A former writer for the Austin Chronicle, Grulke had worked for the festival since its inception in 1987, becoming creative director in 1994 and helping to cultivate the festival's reputation for booking local and underground bands.

Grulke was a man of many talents throughout his career in the music industry, working as a sound engineer and tour manager for a number of bands in the 1980s and in the marketing division of Spindletop Records in the early 1990s, an indie label that boasted the likes of the Neville Brothers and Boney James.

Longtime Austin American Statesman writer Michael Corcoran wrote in a remembrance of his friend Grulke that he was "a music man. He bought tons of records and worked with bands and eventually rose through the ranks of South By Southwest to become creative director in the mid-'90s. The reason that 2,000 acts play SXSW every year, instead of a more manageable 700 or 800 is, in part, because Grulke just wanted more, more, more when it came to music."

Corcoran's tribute mentioned an album Grulke co-produced (""Bands On the Block"), a mid-80s Austin anthem he co-wrote ("I'm Sorry, I Can't Rock You All Night Long") and the impact he had doing sound for touring bands (Wild Seeds, and the True Believers).

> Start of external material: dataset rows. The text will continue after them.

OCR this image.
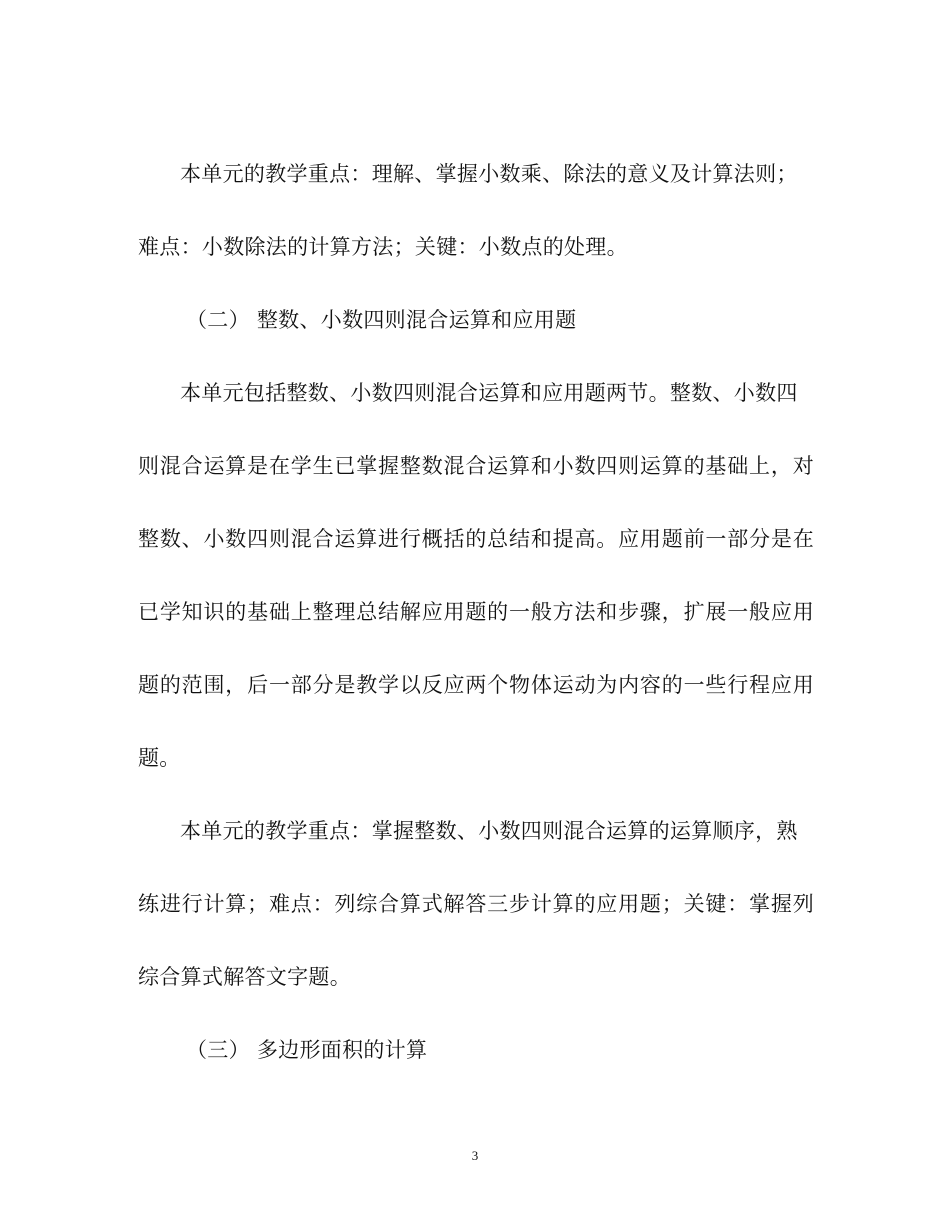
本单元的教学重点：理解、掌握小数乘、除法的意义及计算法则；
难点：小数除法的计算方法；关键：小数点的处理。
（二） 整数、小数四则混合运算和应用题
本单元包括整数、小数四则混合运算和应用题两节。整数、小数四
则混合运算是在学生已掌握整数混合运算和小数四则运算的基础上，对
整数、小数四则混合运算进行概括的总结和提高。应用题前一部分是在
已学知识的基础上整理总结解应用题的一般方法和步骤，扩展一般应用
题的范围，后一部分是教学以反应两个物体运动为内容的一些行程应用
题。
本单元的教学重点：掌握整数、小数四则混合运算的运算顺序，熟
练进行计算；难点：列综合算式解答三步计算的应用题；关键：掌握列
综合算式解答文字题。
（三） 多边形面积的计算
3
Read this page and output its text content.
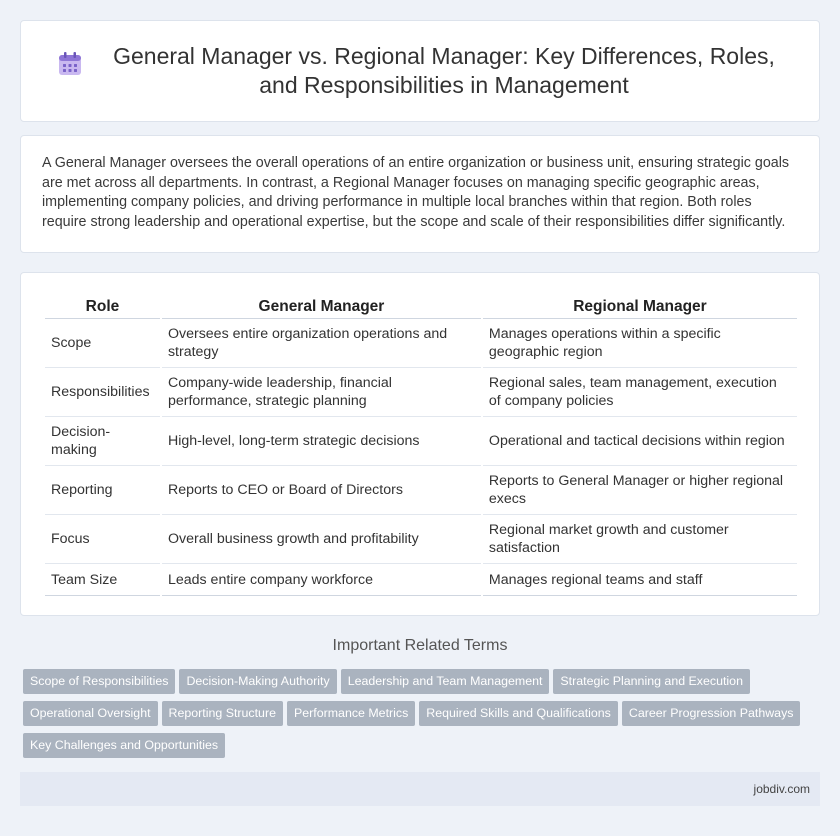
General Manager vs. Regional Manager: Key Differences, Roles, and Responsibilities in Management

A General Manager oversees the overall operations of an entire organization or business unit, ensuring strategic goals are met across all departments. In contrast, a Regional Manager focuses on managing specific geographic areas, implementing company policies, and driving performance in multiple local branches within that region. Both roles require strong leadership and operational expertise, but the scope and scale of their responsibilities differ significantly.

Role	General Manager	Regional Manager
Scope	Oversees entire organization operations and strategy	Manages operations within a specific geographic region
Responsibilities	Company-wide leadership, financial performance, strategic planning	Regional sales, team management, execution of company policies
Decision-making	High-level, long-term strategic decisions	Operational and tactical decisions within region
Reporting	Reports to CEO or Board of Directors	Reports to General Manager or higher regional execs
Focus	Overall business growth and profitability	Regional market growth and customer satisfaction
Team Size	Leads entire company workforce	Manages regional teams and staff
Important Related Terms
Scope of Responsibilities Decision-Making Authority Leadership and Team Management Strategic Planning and Execution
Operational Oversight Reporting Structure Performance Metrics Required Skills and Qualifications Career Progression Pathways
Key Challenges and Opportunities
jobdiv.com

Even though Grulke wasn't a native Austinite, Corcoran noted his affinity the "Live Music Capital of the World." Grulke had moved to Austin from the suburbs of Houston in the early-80s to attend the University of Texas. Quoting an interview with Lynn Margolis Grulke explained: "I lived in New York for a bit, I lived in Los Angeles for a bit and I lived in San Francisco for a bit pursuing my career in music, and I got quote unquote better jobs in all those places. They were certainly much better paying, they were more professional, but I didn't like the environment as much. And so, like a lot of the musicians, I came back to Austin… This is my home, even if its difficult for me to make a living here, I'd rather be in Austin."